ANÁLISIS EDITORIAL
Mujeres en el crimen organizado: entre víctimas, parejas y “narco reinas”
Los estereotipos sobre las mujeres en el crimen organizado, que las encasillan como víctimas, parejas de delincuentes o “narco reinas”, son cuestionados por especialistas. Estos enfoques mediáticos podrían ocultar las funciones, responsabilidades y el verdadero poder que ejercen dentro de estas estructuras criminales.
Un ejemplo reciente es la detención de la “Vieja María” en Osorno el 15 de mayo de 2026, tras dos años prófuga. Se la sindicaba como la líder de un clan dedicado al narcotráfico en Rahue Bajo, investigación que en 2024 ya había desarticulado a ocho integrantes de su organización.
En contraste, en Biobío, una mujer fue condenada a 13 años de cárcel por tráfico de drogas y lavado de activos. Sin embargo, su identidad pública se limitaba a ser “la pareja del Patrón de Penco”, destacándose más su vínculo afectivo que su rol operativo en la estructura criminal.
Estos casos, aunque distintos, revelan la persistencia de una pregunta fundamental y a menudo ignorada: más allá de su identidad o vínculos, ¿qué tareas y responsabilidades asumen realmente las mujeres en el crimen organizado?

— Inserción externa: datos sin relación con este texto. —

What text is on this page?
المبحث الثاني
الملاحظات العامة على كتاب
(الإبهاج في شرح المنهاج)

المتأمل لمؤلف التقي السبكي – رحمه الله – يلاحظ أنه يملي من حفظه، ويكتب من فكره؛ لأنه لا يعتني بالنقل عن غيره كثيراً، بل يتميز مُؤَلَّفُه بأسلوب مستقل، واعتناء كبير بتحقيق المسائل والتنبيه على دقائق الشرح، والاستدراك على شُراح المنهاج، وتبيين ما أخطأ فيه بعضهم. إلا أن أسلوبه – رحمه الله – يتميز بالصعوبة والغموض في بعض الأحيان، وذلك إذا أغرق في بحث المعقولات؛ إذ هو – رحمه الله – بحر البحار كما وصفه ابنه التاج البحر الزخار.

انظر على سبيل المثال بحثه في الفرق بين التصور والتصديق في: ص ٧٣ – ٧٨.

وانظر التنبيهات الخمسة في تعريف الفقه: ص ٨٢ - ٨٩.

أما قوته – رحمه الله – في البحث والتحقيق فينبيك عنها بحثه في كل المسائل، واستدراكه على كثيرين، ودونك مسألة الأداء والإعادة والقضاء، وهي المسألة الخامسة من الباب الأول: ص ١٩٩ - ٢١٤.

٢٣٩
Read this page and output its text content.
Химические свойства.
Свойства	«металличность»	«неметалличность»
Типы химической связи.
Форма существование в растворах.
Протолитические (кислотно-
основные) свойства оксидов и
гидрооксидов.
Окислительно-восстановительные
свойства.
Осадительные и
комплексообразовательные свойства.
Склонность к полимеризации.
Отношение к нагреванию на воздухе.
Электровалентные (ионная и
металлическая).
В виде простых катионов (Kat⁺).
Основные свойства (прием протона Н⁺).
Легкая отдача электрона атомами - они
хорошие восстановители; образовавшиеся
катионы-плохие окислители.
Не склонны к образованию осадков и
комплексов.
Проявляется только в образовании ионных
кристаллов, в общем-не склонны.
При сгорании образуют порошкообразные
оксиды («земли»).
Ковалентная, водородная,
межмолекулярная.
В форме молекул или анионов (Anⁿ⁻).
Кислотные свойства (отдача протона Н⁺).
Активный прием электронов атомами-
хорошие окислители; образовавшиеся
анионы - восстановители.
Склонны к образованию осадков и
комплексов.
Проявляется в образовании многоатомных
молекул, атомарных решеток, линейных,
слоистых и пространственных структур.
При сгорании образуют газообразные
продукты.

El crimen organizado, al igual que otras estructuras sociales, reproduce jerarquías de género. Aunque las mujeres pueden manejar recursos, transportar drogas, lavar dinero, controlar territorios e incluso dirigir organizaciones, frecuentemente su poder es minimizado o invisibilizado, asociándolas a roles masculinos dominantes.
La forma en que los medios de comunicación presentan a estas mujeres también es crucial. Pueden ser categorizadas como madres, transportistas, víctimas o, en el extremo opuesto, como “reinas” o “madrinas”, cuando se les atribuye un poder excepcional.
“Durante demasiado tiempo las hemos mirado en los extremos: como víctimas sin poder o como mujeres cuyo poder resulta tan excepcional que necesitamos coronarlas. Entre ambas imágenes queda fuera una realidad mucho más amplia y compleja. Tal vez el desafío sea dejar de buscar víctimas y reinas y empezar a mirar qué hacen, qué poder tienen y qué lugar ocupan realmente dentro de la organización criminal.”
Históricamente, el crimen organizado ha sido retratado como un ámbito predominantemente masculino, donde las mujeres ocupaban roles secundarios. Muchas veces, su ingreso a estas economías ilícitas se da en contextos de precariedad económica, responsabilidades de cuidado o coerción.
Sin embargo, reducir su participación a la victimización niega su capacidad de acción, y a la vez, reconocer su responsabilidad penal no excluye las condiciones de desigualdad que pudieron influir en sus trayectorias.
Organizaciones como la Organización para la Seguridad y la Cooperación en Europa y la Oficina de Naciones Unidas contra la Droga y el Delito advierten sobre el riesgo de subestimar la responsabilidad de algunas mujeres o ignorar la vulnerabilidad de otras al mantener estereotipos.
Otro estereotipo notable es el de la “narco reina”, popularizado por ficciones como “La Reina del Sur”. Esta imagen de mujeres poderosas y sofisticadas dista de la realidad, donde la participación femenina suele estar marcada por la subordinación, dependencia económica y la violencia. Incluso con participación activa, pocas veces tienen poder real de decisión sobre la estructura o su propio destino.